Ainda conforme o consultor, ele necessitou da ajuda do filho Rodrigo Palhares Medina para levar Ana Paula até a clínica. “A gente precisa de um terceiro, porque pode acontecer de eu não dar conta (de carregá-la) no meio do caminho”, explica Medina, relatando a já constante dificuldade de transportar a filha.

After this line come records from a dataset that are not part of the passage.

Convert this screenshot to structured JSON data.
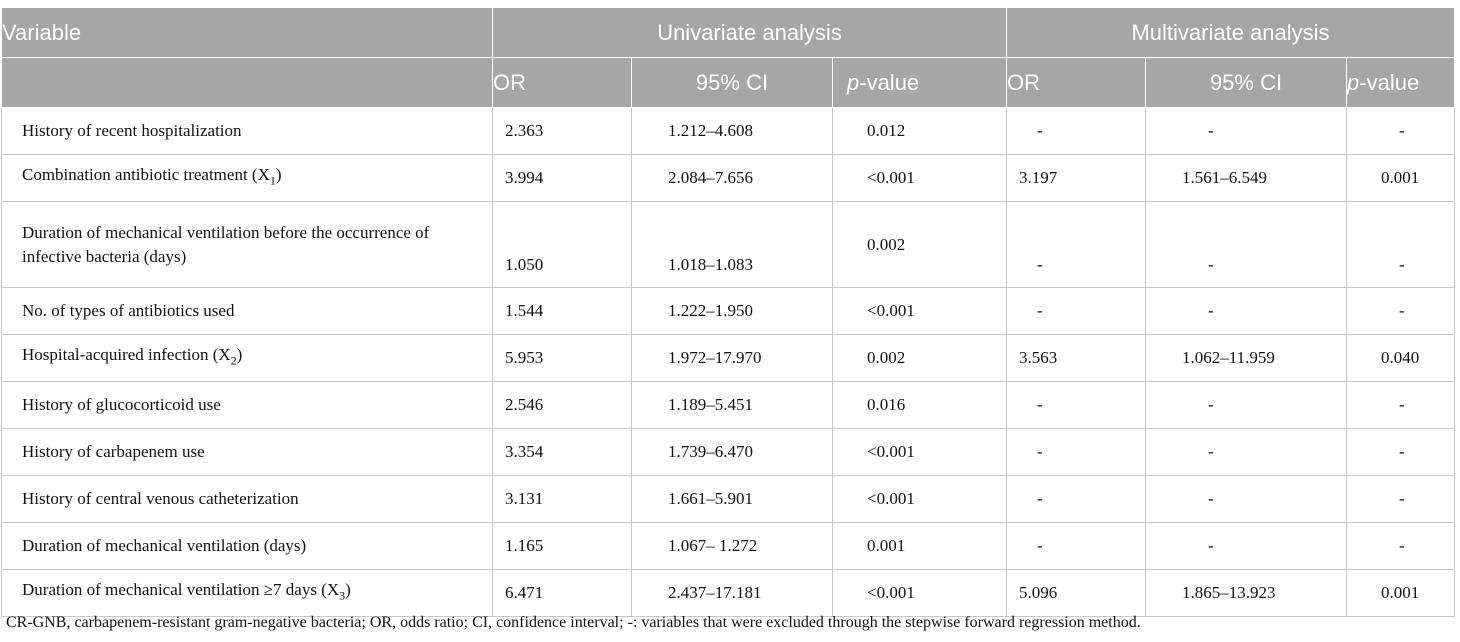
{
  "header": {
    "variable": "Variable",
    "univariate": "Univariate analysis",
    "multivariate": "Multivariate analysis",
    "or": "OR",
    "ci": "95% CI",
    "p_italic": "p",
    "p_rest": "-value"
  },
  "rows": [
    {
      "label": "History of recent hospitalization",
      "sub": "",
      "or": "2.363",
      "ci": "1.212–4.608",
      "p": "0.012",
      "m_or": "-",
      "m_ci": "-",
      "m_p": "-"
    },
    {
      "label": "Combination antibiotic treatment (X",
      "sub": "1",
      "or": "3.994",
      "ci": "2.084–7.656",
      "p": "<0.001",
      "m_or": "3.197",
      "m_ci": "1.561–6.549",
      "m_p": "0.001"
    },
    {
      "label": "Duration of mechanical ventilation before the occurrence of infective bacteria (days)",
      "sub": "",
      "or": "1.050",
      "ci": "1.018–1.083",
      "p": "0.002",
      "m_or": "-",
      "m_ci": "-",
      "m_p": "-"
    },
    {
      "label": "No. of types of antibiotics used",
      "sub": "",
      "or": "1.544",
      "ci": "1.222–1.950",
      "p": "<0.001",
      "m_or": "-",
      "m_ci": "-",
      "m_p": "-"
    },
    {
      "label": "Hospital-acquired infection (X",
      "sub": "2",
      "or": "5.953",
      "ci": "1.972–17.970",
      "p": "0.002",
      "m_or": "3.563",
      "m_ci": "1.062–11.959",
      "m_p": "0.040"
    },
    {
      "label": "History of glucocorticoid use",
      "sub": "",
      "or": "2.546",
      "ci": "1.189–5.451",
      "p": "0.016",
      "m_or": "-",
      "m_ci": "-",
      "m_p": "-"
    },
    {
      "label": "History of carbapenem use",
      "sub": "",
      "or": "3.354",
      "ci": "1.739–6.470",
      "p": "<0.001",
      "m_or": "-",
      "m_ci": "-",
      "m_p": "-"
    },
    {
      "label": "History of central venous catheterization",
      "sub": "",
      "or": "3.131",
      "ci": "1.661–5.901",
      "p": "<0.001",
      "m_or": "-",
      "m_ci": "-",
      "m_p": "-"
    },
    {
      "label": "Duration of mechanical ventilation (days)",
      "sub": "",
      "or": "1.165",
      "ci": "1.067– 1.272",
      "p": "0.001",
      "m_or": "-",
      "m_ci": "-",
      "m_p": "-"
    },
    {
      "label": "Duration of mechanical ventilation ≥7 days (X",
      "sub": "3",
      "or": "6.471",
      "ci": "2.437–17.181",
      "p": "<0.001",
      "m_or": "5.096",
      "m_ci": "1.865–13.923",
      "m_p": "0.001"
    }
  ],
  "footnote": "CR-GNB, carbapenem-resistant gram-negative bacteria; OR, odds ratio; CI, confidence interval; -: variables that were excluded through the stepwise forward regression method."
}
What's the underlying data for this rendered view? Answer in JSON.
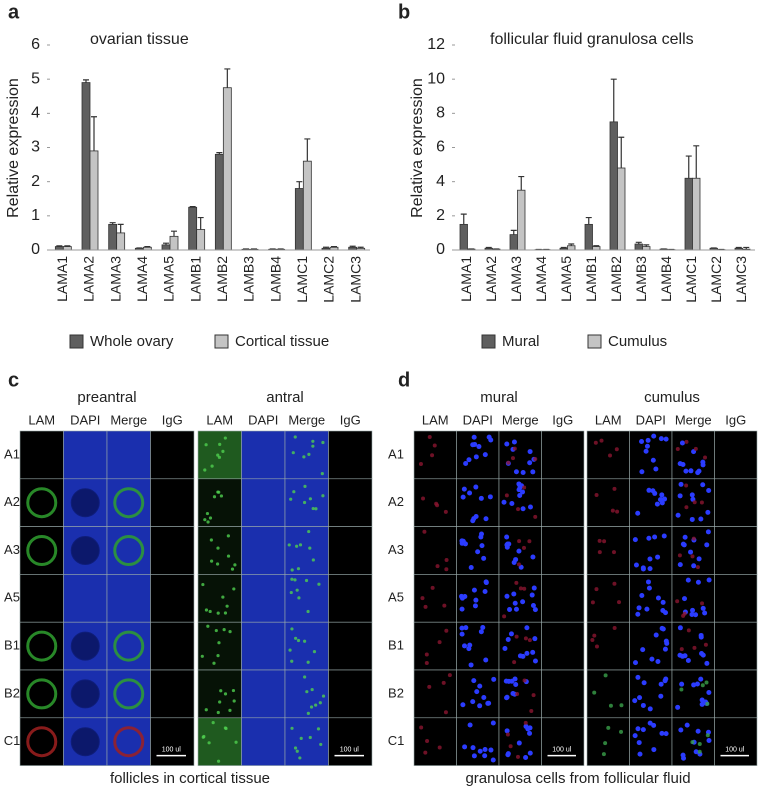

Ao chegarem à Vitae Center, Medina subiu até o primeiro andar, e, com o elevador quebrado, Ana Paula ficou no térreo na companhia do irmão e da mãe adotiva, Ivone Medina. Após fazer a ficha, Medina relatou que foi informado de que o clínico geral não iria prestar o atendimento. “A atendente me disse que o médico havia informado que não iria descer para atendê-la, porque iria atrapalhar a rotina de trabalho”, conta o pai de Ana Paula.

Espera

Com o dinheiro da consulta nas mãos, o pai adotivo reiterou que a filha não tinha condições de subir as escadas e que é difícil transportar Ana Paula até um centro de saúde. “Não me deixaram ver o médico. Eles o blindaram”, afirma. Medina então desceu até o térreo e contou para o filho que o clínico não poderia descer os cerca de 30 degraus para fazer a consulta. Uma funcionária tentou resolver o problema e ofereceu que outro médico fizesse o atendimento.

Depois de hesitar no primeiro momento, a família aceitou a oferta. “Veio uma pessoa da diretoria, que não pediu desculpas, e disse que arrumaria uma médica”, acrescentou o consultor. Nesse momento, conforme Medina, o trio já estava esperando por mais de uma hora na clínica.

A família aguardou por mais 30 minutos, no entanto, a outra médica não apareceu. Eles saíram sem consultar. “O exame dela era tão simples que poderia ser feito até na rua”, concluiu Medina.

O médico foi procurado na clínica, mas não foi encontrado. No entanto, o gerente administrativo do estabelecimento, Filipe Lima, encaminhou, por e-mail, uma nota lamentando o ocorrido.

Segundo a Vitae Center, o fato teria sido gerado “pelo defeito momentâneo do elevador”. Segundo a nota, as câmeras internas da clínica mostraram que a paciente aguardou de 15h44 às 16h29. Quando o médico desceu até o térreo para realizar o atendimento, Ana Paula já teria deixado a clínica. Ainda de acordo com a nota, a clínica se disponibiliza a agendar um novo atendimento para Ana Paula Palhares.